Depois de um concerto, sempre me faço uma pergunta simples: o que fica?
Não penso só em quem assistiu, mas no coro, nos cantores, em mim mesmo como regente, em todos que fizeram aquela noite acontecer. Isso porque um concerto passa depressa demais. Às vezes, meses de ensaio cabem em pouco mais de uma hora. Depois vêm os aplausos, os cumprimentos, a desmontagem, a sala vazia... O som acaba e eu, invariavelmente, me sinto solitário. Mas alguma coisa continua e eu me quedo refletindo.

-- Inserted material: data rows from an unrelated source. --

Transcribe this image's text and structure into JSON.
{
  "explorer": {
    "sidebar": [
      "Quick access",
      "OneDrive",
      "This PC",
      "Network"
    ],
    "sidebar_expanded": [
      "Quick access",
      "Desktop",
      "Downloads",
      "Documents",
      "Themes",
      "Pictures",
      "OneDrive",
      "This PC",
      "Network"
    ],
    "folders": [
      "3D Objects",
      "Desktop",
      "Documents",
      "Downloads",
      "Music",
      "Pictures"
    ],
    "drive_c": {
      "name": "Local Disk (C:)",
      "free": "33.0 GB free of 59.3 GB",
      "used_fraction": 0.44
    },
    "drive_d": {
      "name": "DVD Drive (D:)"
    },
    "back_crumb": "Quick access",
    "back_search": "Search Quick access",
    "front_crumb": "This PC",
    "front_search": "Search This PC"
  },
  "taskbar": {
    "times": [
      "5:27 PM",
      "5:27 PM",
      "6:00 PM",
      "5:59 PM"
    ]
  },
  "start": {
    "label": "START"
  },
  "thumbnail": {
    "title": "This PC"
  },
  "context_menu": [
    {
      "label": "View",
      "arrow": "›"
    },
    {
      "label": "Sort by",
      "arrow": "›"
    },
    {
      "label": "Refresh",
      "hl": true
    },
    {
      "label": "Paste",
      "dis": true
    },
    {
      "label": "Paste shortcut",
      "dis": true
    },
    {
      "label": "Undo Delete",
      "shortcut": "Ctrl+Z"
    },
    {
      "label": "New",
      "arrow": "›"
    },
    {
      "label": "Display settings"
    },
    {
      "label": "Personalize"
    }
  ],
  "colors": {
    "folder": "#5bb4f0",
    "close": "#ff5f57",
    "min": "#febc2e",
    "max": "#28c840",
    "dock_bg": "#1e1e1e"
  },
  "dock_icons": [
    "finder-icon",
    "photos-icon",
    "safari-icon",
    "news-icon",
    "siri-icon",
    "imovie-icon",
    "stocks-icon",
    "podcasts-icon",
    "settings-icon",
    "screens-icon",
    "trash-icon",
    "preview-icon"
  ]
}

A primeira permanência talvez seja física e quem já cantou em concerto sabe disso. O corpo lembra a concentração, a respiração antes de uma entrada, o esforço de sustentar uma frase, o medo de um trecho difícil, o acorde que finalmente assentou. Algumas apresentações não ficam como lembrança organizada, mas como sensação: a acústica de uma igreja, o calor do palco, o peso da roupa, o silêncio antes da primeira nota, o olhar do regente atravessando o coro. A música passa pelo corpo antes de virar memória.

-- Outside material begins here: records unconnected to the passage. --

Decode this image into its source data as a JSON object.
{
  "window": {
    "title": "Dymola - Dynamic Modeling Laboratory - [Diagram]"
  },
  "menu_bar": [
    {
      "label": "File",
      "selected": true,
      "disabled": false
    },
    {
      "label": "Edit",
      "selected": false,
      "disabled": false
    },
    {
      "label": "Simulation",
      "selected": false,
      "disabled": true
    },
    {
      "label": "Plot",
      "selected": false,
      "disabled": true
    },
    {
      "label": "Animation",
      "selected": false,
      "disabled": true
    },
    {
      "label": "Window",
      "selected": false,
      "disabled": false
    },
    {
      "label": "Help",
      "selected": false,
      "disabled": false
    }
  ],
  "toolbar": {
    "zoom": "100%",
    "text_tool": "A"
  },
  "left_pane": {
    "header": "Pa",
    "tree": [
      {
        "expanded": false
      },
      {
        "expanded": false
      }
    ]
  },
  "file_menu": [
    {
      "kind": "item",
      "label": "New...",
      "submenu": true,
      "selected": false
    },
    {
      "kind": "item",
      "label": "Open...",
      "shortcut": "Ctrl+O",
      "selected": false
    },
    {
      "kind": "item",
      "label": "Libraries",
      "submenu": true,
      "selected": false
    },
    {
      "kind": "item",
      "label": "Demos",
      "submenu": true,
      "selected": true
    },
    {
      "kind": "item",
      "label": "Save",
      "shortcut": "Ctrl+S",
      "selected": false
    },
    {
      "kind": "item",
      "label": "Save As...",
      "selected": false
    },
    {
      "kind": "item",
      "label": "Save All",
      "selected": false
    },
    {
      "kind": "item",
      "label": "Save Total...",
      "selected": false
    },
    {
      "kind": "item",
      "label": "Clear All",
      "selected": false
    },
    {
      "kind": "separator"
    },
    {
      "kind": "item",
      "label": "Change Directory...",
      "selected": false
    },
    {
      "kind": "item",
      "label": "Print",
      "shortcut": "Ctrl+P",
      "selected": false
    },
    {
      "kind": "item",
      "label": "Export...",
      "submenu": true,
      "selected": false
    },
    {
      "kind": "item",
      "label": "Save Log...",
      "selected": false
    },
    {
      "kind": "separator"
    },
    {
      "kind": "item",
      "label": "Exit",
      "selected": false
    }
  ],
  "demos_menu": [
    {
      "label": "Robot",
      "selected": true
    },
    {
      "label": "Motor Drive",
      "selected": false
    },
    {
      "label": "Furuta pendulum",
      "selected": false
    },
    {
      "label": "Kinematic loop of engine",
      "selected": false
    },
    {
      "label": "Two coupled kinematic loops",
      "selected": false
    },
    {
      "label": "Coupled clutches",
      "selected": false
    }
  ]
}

Também fica aquilo que a apresentação mostrou sobre o grupo. No ensaio, ainda se pode parar, corrigir, voltar, explicar, insistir. No concerto, não. Ali aparece o que amadureceu e também o que ainda estava frágil: a segurança de um naipe, a coragem de um solista, a concentração coletiva, a entrada que não estava tão firme, a escuta que foi se formando no processo. Um concerto é o trabalho inteiro exposto num momento.
Mas nem tudo que permanece é musical no sentido mais técnico. Às vezes é uma conversa depois, uma pessoa emocionada, um comentário curto, uma estreia, uma despedida, uma viagem, uma noite em que o coro percebeu que podia mais. Há concertos que ficam porque foram importantes musicalmente; outros, porque carregaram uma história interna que o público talvez nem conhecesse. O público ouve a música, mas só o coro sabe o que estava cantando junto com ela.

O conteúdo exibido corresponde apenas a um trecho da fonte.